Sunshine Cleaning Review
Stop me if you’ve heard this one: a man walks into a gun store, puts a shotgun in his mouth and pulls the trigger. That’s funny, right? Well no, but it’s the way that Sunshine Cleaning opens, which may slightly unsettle audience members who have come along on the promise of its jaunty trailer and shiny title. And while the film shares a handful of producers and its titular noun with Little Miss Sunshine, it’s less easy to categorise than that crowd-pleasing hit.

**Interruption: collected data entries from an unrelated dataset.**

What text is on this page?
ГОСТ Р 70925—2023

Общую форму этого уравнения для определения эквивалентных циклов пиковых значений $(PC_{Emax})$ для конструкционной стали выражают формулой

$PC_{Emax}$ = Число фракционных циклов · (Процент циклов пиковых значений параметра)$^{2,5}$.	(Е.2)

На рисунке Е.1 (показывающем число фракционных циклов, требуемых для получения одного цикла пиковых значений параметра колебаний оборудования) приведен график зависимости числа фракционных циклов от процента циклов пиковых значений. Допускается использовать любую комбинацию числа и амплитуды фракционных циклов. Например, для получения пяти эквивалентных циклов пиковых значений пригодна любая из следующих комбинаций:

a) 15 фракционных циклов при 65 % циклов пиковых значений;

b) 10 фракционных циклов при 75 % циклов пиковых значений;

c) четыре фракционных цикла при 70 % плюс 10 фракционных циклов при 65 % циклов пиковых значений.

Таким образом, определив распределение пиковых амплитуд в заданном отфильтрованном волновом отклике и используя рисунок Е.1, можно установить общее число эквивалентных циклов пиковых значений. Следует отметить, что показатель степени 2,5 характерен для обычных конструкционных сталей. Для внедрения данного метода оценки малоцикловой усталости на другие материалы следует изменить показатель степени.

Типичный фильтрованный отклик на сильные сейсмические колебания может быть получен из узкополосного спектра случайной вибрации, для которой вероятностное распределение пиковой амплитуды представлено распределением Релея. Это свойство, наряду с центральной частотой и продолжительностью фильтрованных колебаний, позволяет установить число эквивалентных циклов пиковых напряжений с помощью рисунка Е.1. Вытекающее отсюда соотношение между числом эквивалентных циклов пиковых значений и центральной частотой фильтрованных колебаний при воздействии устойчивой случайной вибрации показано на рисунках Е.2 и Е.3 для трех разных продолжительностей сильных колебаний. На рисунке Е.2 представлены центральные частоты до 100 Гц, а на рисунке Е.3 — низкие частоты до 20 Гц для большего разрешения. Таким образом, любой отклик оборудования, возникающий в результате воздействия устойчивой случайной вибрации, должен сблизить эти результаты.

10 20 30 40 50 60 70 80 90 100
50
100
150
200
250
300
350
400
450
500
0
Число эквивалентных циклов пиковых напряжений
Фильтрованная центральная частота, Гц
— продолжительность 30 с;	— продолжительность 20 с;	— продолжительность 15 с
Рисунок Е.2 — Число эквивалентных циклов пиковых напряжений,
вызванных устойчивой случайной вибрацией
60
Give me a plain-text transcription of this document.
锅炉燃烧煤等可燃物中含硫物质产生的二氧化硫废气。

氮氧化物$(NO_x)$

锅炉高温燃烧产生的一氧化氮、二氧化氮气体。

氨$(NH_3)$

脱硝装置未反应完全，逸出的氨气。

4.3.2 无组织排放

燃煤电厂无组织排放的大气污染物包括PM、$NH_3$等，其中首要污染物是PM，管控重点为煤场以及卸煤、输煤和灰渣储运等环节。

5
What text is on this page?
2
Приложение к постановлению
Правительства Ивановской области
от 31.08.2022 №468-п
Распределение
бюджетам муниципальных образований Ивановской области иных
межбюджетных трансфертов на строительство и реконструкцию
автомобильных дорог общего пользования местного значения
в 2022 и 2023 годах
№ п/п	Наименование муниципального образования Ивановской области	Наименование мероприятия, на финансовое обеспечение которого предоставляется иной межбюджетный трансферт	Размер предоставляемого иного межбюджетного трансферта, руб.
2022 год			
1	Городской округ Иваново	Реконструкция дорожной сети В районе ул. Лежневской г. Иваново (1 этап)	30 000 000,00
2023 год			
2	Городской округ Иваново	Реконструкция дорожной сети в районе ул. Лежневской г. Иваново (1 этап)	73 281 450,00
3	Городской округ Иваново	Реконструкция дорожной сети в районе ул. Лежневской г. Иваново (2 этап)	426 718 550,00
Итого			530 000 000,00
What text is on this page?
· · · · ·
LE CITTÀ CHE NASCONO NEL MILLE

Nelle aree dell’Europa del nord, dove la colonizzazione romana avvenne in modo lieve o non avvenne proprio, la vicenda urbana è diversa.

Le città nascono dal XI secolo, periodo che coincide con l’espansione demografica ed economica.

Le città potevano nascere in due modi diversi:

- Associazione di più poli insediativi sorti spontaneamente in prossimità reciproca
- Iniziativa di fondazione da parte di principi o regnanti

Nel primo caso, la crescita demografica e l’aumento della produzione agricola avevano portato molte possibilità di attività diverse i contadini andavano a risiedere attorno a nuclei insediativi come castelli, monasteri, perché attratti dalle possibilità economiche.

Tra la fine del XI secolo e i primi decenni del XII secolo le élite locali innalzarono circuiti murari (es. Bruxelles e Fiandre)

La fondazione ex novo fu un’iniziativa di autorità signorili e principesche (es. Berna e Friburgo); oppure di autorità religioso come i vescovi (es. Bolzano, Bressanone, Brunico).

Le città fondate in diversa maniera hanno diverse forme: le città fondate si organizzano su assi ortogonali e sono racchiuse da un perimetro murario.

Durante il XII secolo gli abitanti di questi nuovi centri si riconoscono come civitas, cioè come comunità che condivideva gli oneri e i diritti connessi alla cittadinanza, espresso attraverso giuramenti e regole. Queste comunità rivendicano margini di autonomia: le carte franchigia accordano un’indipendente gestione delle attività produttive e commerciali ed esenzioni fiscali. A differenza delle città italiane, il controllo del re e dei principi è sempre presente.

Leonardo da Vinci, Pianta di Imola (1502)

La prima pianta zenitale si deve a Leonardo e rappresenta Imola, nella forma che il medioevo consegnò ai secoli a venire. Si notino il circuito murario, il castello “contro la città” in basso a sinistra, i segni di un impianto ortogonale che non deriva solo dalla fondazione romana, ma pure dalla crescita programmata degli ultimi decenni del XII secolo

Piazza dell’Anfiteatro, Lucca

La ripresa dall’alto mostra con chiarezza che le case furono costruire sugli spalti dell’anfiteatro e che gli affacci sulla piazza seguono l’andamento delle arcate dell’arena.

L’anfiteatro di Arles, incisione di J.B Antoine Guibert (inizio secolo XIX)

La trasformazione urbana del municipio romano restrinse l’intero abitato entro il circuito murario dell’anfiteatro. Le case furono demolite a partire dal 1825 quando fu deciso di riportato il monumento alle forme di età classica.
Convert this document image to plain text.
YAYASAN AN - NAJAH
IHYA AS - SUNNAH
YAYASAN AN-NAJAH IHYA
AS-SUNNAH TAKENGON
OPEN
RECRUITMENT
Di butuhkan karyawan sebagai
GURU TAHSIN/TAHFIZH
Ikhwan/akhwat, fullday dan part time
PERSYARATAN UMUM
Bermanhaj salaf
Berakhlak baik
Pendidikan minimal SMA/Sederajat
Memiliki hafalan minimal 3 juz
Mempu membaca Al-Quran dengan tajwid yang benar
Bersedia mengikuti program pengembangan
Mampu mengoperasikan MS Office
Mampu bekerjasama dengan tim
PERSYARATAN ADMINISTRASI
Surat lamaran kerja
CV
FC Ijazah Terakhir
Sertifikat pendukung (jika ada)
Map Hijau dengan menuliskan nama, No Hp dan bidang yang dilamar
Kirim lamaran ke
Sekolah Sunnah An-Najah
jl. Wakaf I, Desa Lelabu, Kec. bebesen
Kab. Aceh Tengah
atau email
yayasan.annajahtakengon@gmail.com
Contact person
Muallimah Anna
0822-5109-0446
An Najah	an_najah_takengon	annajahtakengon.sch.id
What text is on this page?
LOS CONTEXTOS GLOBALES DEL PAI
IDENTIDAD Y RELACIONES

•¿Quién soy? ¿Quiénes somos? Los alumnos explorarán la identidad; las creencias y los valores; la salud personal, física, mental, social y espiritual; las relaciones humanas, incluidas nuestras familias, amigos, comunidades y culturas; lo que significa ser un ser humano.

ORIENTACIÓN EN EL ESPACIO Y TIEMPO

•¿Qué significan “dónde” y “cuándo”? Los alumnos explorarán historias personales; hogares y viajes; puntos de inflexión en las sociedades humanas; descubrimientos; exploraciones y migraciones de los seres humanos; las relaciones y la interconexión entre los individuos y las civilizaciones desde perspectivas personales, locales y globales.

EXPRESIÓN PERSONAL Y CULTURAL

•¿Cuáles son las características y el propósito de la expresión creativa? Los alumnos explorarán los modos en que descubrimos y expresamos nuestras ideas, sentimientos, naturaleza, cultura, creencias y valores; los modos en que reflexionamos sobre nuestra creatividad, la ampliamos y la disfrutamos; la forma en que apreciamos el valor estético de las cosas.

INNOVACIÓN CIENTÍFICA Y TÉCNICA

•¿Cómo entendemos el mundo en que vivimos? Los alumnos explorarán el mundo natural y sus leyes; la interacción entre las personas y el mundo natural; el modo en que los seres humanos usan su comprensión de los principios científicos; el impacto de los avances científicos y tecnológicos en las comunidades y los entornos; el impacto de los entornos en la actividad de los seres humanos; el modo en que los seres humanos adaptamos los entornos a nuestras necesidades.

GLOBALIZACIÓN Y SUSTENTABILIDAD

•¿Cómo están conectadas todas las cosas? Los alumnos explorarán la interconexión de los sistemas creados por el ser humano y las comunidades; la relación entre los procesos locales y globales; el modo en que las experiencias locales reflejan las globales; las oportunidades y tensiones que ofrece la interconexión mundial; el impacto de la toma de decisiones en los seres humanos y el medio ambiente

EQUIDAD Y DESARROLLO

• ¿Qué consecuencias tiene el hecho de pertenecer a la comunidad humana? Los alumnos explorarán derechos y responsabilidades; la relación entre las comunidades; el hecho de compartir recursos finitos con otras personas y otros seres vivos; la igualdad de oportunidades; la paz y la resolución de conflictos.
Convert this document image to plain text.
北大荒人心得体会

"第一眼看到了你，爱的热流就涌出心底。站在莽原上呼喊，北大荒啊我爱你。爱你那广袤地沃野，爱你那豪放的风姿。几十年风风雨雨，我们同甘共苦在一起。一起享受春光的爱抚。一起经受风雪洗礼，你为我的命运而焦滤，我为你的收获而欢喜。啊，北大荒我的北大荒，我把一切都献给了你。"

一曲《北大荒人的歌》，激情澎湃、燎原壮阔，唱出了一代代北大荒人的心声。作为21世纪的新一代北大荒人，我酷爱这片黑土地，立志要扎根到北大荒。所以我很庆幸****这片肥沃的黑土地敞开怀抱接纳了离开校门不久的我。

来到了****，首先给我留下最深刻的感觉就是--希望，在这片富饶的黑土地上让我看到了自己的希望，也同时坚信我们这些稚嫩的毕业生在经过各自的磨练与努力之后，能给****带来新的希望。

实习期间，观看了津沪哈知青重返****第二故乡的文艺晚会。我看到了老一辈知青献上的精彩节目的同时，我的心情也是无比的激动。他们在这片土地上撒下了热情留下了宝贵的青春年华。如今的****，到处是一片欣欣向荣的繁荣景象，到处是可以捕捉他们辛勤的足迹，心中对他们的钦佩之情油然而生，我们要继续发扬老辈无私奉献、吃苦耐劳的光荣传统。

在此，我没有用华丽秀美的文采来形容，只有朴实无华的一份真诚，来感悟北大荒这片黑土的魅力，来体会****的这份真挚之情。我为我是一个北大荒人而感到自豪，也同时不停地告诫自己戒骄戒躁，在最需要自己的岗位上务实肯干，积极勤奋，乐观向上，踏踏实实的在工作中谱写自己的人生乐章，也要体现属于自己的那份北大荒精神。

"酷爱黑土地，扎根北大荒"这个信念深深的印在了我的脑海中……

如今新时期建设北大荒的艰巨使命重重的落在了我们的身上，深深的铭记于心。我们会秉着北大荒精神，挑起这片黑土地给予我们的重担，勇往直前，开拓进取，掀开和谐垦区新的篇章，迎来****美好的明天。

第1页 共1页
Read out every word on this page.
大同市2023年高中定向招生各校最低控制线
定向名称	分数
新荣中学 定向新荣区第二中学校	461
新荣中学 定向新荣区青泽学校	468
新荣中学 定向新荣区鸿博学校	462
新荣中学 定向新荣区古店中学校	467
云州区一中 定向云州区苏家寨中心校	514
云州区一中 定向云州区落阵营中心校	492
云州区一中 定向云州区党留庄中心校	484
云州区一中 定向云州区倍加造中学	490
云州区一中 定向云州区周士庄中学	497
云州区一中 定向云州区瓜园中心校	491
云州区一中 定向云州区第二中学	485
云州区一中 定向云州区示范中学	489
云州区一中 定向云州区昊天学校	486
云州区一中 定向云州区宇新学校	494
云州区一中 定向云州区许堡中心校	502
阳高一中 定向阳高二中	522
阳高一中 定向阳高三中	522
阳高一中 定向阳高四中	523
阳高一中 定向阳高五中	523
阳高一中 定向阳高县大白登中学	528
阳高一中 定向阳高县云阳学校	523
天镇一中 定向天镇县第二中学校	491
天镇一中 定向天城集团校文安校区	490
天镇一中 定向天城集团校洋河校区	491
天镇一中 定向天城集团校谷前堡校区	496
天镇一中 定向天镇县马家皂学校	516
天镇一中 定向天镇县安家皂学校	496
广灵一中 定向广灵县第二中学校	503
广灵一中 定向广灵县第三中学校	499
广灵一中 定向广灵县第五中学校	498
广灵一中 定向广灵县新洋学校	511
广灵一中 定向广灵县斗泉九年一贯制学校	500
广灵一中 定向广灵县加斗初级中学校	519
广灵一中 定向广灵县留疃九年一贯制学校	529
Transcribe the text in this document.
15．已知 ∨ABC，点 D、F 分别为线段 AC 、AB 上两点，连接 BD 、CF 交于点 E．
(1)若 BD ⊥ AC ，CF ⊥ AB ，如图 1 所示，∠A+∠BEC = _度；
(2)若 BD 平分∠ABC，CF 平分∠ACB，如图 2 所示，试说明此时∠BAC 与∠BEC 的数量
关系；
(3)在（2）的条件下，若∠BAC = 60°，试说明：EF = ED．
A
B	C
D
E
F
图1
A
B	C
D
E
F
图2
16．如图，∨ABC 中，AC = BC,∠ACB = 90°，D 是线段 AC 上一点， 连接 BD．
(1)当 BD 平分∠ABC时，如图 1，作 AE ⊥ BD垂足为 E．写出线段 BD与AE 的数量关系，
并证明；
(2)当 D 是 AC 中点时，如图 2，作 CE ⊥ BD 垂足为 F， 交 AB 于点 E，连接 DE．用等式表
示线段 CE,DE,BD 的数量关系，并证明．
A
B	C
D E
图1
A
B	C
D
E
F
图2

Central to the story is Amy Adams’s Rose, a single parent who is responsible enough to go out and create work to keep herself and her son, and insecure enough to carry on a dead-end affair with married policeman Mac (Steve Zahn). He used to be her childhood sweetheart, but no matter how hard Rose tries to convince herself, she knows deep down that Mac will never leave his wife and family for her. Rose is the most fully-drawn character in debut writer Megan Holley’s jumbled script, and Amy Adams plays her to perfection, adding a layer of darkness and insecurity to the irresistibly bright screen persona she has so far skilfully established, most notably in Junebug and Enchanted.
Sunshine Cleaning’s plot kicks off when, after being called out to the aforementioned suicide case, Mac drops a comment about the cleanup operation that gets Rose thinking (as we all surely would in the same situation): there could be good money to be made in biohazard removal. Securing the assistance of her fresh-out-of-a-job sister Norah (Emily Blunt), Rose begins promoting herself as an independent crime scene cleanup operative. With the help of one-armed hardware store owner Winston (Clifton Collins Jr.), Rose figures out how to do the job properly, and things start to take a positive turn.
Of course nothing is ever as simple as you’d hope, and this proves as true for anyone watching Sunshine Cleaning as it does for Rose, as far too many story strands begin to pile up. Emily Blunt’s Norah goes in search of the daughter of a dead woman the girls clean up after, in a sub-plot that also hints that Norah is unsure about her sexuality, but while Blunt’s performance is very good this storyline just drops from the film after a while, unresolved. The main reason it seems to be included is so director Christine Jeffs can crowbar in a scene of Norah opening up about issues involving her own late mother.
Alan Arkin is also thrown into this mix as the girls’ father Joe, giving another highly watchable performance in a very similar mode to his Oscar-winning turn as the equally irreverent Grandpa in Little Miss Sunshine. His scenes with Rose’s son Oscar are fun but feel like a distraction from Rose’s story, as she is the character we care most about.
Perhaps it is appropriate that a film about confused and mixed-up people is itself a confused and mixed-up creation. The general lack of focus in the script means that Sunshine Cleaning loses the impact it could have had with some more thoughtful editing; the excellent cast are always worth watching, but the film fails to resonate beyond their performances.
“A lot of the time Sunshine Cleaning feels like it should be the pilot to an American sitcom.”